Courtier Talbot however is a different matter. Originally Mary’s gaoler she like Paulet now has come under her spell, one of Schiller’s tragic tropes: only Elizabeth is immune, and even then…. Talbot wants some clemency and here Faye Woodbridge is another superb realizer, standing up to Leicester (who we find has secret thoughts of Mary, as has Mortimer), the murderous politic Burleigh and Elizabeth herself. Woodbridge stands fully up to the lot of them, and in her responsive quick-witted nobility and her final self-dismissal, one only regrets she’s not given more to do.
Rob Punter’s luckless secretary to Elizabeth, Davison, makes a neat sotto-voce end to appearances, doomed from the start as a pawn.
The climactic scene with most on hand is thrilling; Gill raises her powers further. Nixon still commands even in frustration, and the attendant slow coach-crash of personalities, the extremes of temperament unravel with horrible inevitability. One great strength of this production is lucidity: we see through commentaries exactly what’s happening and why.

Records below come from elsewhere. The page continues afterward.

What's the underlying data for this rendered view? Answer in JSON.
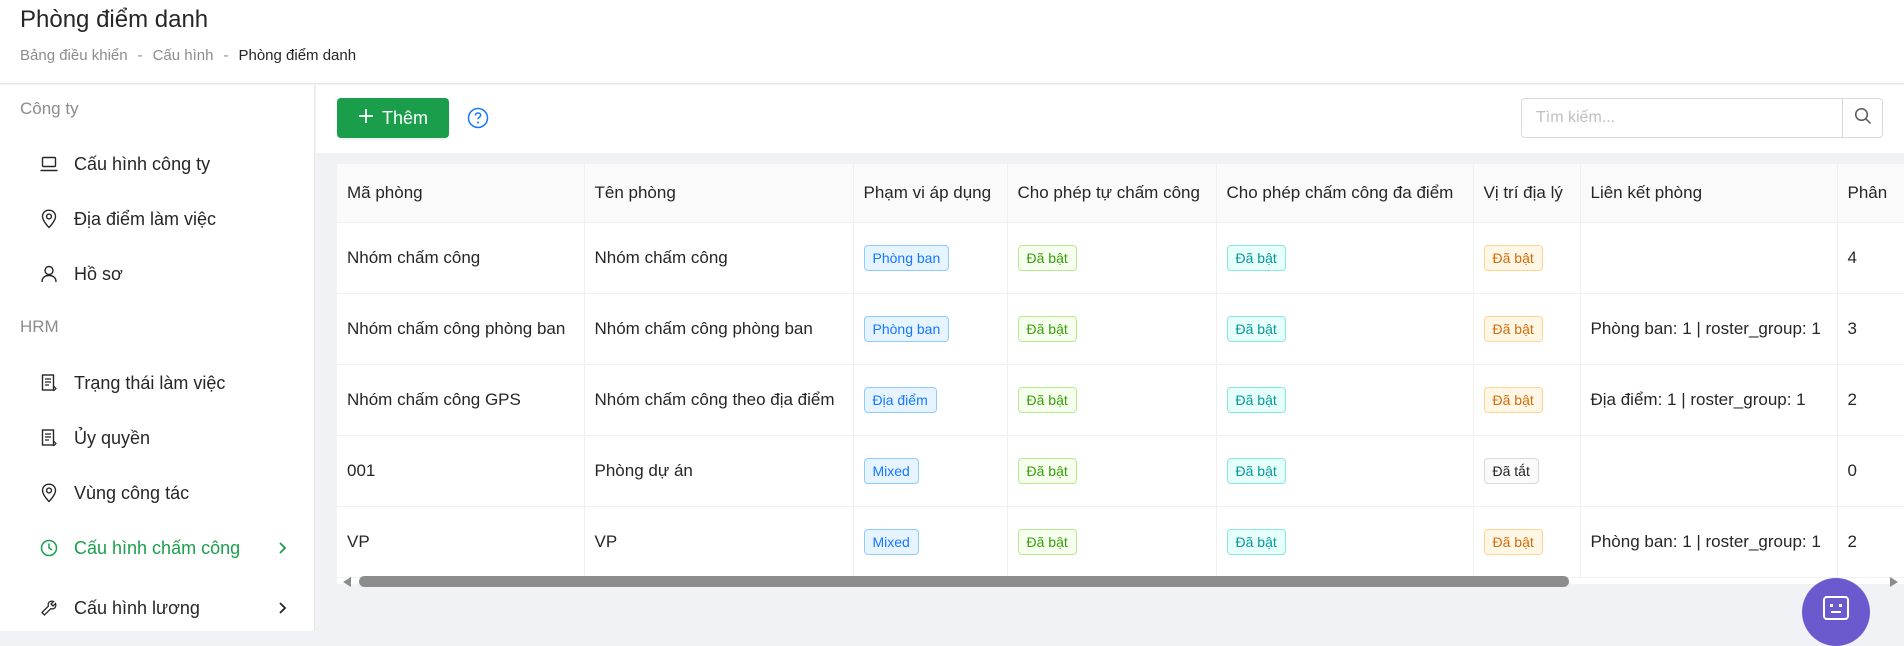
{
  "header": {
    "title": "Phòng điểm danh",
    "breadcrumb": [
      "Bảng điều khiển",
      "-",
      "Cấu hình",
      "-",
      "Phòng điểm danh"
    ]
  },
  "sidebar": {
    "sections": [
      {
        "label": "Công ty"
      },
      {
        "label": "HRM"
      }
    ],
    "items": [
      {
        "label": "Cấu hình công ty",
        "icon": "laptop-icon"
      },
      {
        "label": "Địa điểm làm việc",
        "icon": "location-pin-icon"
      },
      {
        "label": "Hồ sơ",
        "icon": "user-icon"
      },
      {
        "label": "Trạng thái làm việc",
        "icon": "document-icon"
      },
      {
        "label": "Ủy quyền",
        "icon": "document-icon"
      },
      {
        "label": "Vùng công tác",
        "icon": "location-pin-icon"
      },
      {
        "label": "Cấu hình chấm công",
        "icon": "clock-icon",
        "active": true
      },
      {
        "label": "Cấu hình lương",
        "icon": "wrench-icon"
      }
    ],
    "active_color": "#1a9e4b"
  },
  "toolbar": {
    "add_label": "Thêm",
    "search_placeholder": "Tìm kiếm..."
  },
  "table": {
    "columns": [
      "Mã phòng",
      "Tên phòng",
      "Phạm vi áp dụng",
      "Cho phép tự chấm công",
      "Cho phép chấm công đa điểm",
      "Vị trí địa lý",
      "Liên kết phòng",
      "Phân"
    ],
    "rows": [
      [
        "Nhóm chấm công",
        "Nhóm chấm công",
        "Phòng ban",
        "Đã bật",
        "Đã bật",
        "Đã bật",
        "",
        "4"
      ],
      [
        "Nhóm chấm công phòng ban",
        "Nhóm chấm công phòng ban",
        "Phòng ban",
        "Đã bật",
        "Đã bật",
        "Đã bật",
        "Phòng ban: 1 | roster_group: 1",
        "3"
      ],
      [
        "Nhóm chấm công GPS",
        "Nhóm chấm công theo địa điểm",
        "Địa điểm",
        "Đã bật",
        "Đã bật",
        "Đã bật",
        "Địa điểm: 1 | roster_group: 1",
        "2"
      ],
      [
        "001",
        "Phòng dự án",
        "Mixed",
        "Đã bật",
        "Đã bật",
        "Đã tắt",
        "",
        "0"
      ],
      [
        "VP",
        "VP",
        "Mixed",
        "Đã bật",
        "Đã bật",
        "Đã bật",
        "Phòng ban: 1 | roster_group: 1",
        "2"
      ]
    ]
  },
  "colors": {
    "primary": "#1a9e4b",
    "fab": "#6a5acd"
  }
}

Adams and Bentley to enjoy two scenes where Bentley gives free rein to his own extremes, his pushed-for martyrdom and rescue bids. It almost seals the havering Leicester’s fate. Wriggling, he’s forced to witness the execution of the woman he’d wanted to rescue.
The final scenes bring at first a hushed closure as Mary confesses to Melvil, a touching to and fro between Gill and Webb; then the grudging imperceptible granting of Mary’s wishes where Paulet, not Leicester is her final champion. Out of the side of Dunsford’s mouth there’s gruff benediction ‘Allow it’ of Mary’s women accompanying her. And for Leicester a devastating kiss that undoes him. Gill’s scarlet dress, a blazon of splendour over her dull red, is a striking dress -change.
The final appearance of Nixon, damning courtiers and finding others damn her and withdraw, is darkly pyrrhic. Even crushed Nixon commands, and her final withering sets the seal on a brilliant, if flawed production. See it. Some of these performances begin to obliterate memories of that outstanding Almeida performance.